Da Real World

Da Real World

Everyone in the world was preoccupied with nervous projections about the future in the months leading up to Y2K—everyone, that is, except Missy Elliott. She proved she’d been living in the future for years already with the release of her 1999 sophomore album, Da Real World. Two years earlier, in the video for her debut single “The Rain (Supa Dupa Fly),” Hype Williams had trained his signature fish-eye lens on the Virginia rapper as she stunted in a patent-leather trash bag and delivered her simple but punchy lines like she knew exactly how cool she looked. The choreography, the laidback stutter-step flow, the twitchy Timbaland beats: There was simply nothing else like it in the late-’90s hip-hop landscape. But with her second album, Elliott proved she was more than a weirdo with dope costumes—she was a visionary. Da Real World was a trip down the rabbithole of Elliott’s darker side, a cybergoth utopia full of banging Timbaland beats (whose imitators the rapper calls out on the glitched-out “Beat Biters”) and turbo-confident women.

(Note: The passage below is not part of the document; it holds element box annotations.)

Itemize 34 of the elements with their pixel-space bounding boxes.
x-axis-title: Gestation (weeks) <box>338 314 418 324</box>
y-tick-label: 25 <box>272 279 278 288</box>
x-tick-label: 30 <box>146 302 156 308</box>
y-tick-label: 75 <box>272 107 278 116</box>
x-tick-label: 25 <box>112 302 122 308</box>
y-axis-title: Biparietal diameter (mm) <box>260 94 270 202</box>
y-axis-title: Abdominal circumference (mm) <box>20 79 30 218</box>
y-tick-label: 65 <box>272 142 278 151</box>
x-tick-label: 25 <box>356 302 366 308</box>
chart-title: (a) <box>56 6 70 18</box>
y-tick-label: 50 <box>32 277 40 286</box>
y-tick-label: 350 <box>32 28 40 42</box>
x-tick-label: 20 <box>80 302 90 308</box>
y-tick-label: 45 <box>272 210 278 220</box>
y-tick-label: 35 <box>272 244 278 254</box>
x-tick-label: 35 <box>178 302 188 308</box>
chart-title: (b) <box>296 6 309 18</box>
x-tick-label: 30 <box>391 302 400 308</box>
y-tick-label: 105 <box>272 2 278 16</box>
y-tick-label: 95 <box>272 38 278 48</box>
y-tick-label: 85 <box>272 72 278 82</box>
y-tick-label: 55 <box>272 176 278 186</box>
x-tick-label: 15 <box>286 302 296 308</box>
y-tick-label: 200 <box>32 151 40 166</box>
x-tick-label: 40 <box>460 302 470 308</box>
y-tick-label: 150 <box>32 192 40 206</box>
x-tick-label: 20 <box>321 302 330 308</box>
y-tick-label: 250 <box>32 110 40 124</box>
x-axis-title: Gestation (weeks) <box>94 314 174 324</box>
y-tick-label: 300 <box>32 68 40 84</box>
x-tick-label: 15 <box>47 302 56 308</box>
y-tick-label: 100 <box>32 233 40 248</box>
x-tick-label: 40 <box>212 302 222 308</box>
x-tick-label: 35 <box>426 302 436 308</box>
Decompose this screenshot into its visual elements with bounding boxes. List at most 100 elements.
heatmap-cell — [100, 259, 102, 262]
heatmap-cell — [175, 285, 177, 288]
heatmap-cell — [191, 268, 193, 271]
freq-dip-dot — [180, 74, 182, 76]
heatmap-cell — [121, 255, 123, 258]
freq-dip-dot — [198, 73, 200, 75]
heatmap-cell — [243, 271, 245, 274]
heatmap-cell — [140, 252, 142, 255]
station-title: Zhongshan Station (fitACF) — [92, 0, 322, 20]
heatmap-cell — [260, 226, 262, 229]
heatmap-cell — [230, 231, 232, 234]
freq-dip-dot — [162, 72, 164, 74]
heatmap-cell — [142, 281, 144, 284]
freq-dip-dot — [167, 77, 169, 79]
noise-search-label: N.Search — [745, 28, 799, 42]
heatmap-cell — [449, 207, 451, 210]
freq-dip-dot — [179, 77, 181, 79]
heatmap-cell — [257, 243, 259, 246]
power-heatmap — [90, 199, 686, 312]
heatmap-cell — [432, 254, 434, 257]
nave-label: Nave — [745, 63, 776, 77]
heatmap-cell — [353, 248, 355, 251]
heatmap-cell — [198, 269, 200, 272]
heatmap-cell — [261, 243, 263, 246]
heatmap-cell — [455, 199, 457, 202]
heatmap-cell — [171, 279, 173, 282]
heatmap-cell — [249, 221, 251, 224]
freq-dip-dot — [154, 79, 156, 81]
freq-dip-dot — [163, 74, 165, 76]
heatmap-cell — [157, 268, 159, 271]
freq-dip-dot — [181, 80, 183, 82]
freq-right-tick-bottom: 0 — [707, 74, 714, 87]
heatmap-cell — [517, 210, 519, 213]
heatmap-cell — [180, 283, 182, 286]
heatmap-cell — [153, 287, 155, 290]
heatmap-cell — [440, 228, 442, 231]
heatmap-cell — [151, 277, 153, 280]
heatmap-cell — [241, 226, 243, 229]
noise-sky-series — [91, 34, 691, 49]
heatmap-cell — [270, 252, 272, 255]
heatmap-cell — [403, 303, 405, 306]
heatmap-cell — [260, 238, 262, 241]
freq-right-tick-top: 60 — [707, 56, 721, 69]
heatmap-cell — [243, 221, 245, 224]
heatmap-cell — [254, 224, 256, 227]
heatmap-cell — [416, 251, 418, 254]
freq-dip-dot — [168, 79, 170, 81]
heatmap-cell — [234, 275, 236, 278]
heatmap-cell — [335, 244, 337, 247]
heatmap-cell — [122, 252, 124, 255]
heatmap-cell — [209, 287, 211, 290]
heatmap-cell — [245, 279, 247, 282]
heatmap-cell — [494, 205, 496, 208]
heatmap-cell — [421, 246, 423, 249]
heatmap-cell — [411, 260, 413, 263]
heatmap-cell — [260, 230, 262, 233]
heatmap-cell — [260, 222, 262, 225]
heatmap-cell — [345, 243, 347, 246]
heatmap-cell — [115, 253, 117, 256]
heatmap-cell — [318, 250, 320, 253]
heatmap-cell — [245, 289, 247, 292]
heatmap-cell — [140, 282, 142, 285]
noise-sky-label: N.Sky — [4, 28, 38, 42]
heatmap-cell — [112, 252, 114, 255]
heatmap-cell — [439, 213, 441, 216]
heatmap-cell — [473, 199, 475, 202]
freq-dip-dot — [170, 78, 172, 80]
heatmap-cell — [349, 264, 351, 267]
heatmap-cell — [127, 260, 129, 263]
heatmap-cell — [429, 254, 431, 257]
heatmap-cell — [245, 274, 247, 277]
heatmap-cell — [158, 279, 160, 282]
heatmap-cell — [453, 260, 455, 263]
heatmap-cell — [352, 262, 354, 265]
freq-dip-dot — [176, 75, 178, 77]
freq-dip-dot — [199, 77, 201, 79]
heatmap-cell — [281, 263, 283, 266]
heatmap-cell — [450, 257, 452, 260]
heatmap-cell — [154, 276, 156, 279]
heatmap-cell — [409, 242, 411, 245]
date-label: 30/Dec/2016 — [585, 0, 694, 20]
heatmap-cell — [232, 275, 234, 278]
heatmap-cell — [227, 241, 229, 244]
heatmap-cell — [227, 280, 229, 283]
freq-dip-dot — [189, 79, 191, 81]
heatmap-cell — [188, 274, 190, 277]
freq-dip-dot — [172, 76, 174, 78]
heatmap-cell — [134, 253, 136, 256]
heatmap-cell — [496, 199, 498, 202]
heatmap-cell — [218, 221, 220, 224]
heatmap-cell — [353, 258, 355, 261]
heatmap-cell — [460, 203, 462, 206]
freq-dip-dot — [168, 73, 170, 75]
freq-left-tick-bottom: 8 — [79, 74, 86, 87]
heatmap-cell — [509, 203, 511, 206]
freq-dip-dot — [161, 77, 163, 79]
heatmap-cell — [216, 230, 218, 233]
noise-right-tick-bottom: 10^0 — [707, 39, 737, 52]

Sure, Elliott could more than hang with the guys here, including Eminem and Redman, but the record’s real strength is in girl power: Aaliyah, Da Brat, and Elliott make the ultimate trio on “Stickin’ Chickens,” Lil’ Kim talks smack throughout the album, and on “Hot Boyz”—a song that still sounds like the future—Elliott refuses to accept anything less than the best from a man. Elliott originally intended to call the album She’s A Bitch as a feminist reclamation of the term, a move the world wasn’t nearly ready for in 1999. But that’s Missy Elliott for you—always a couple decades ahead of the game.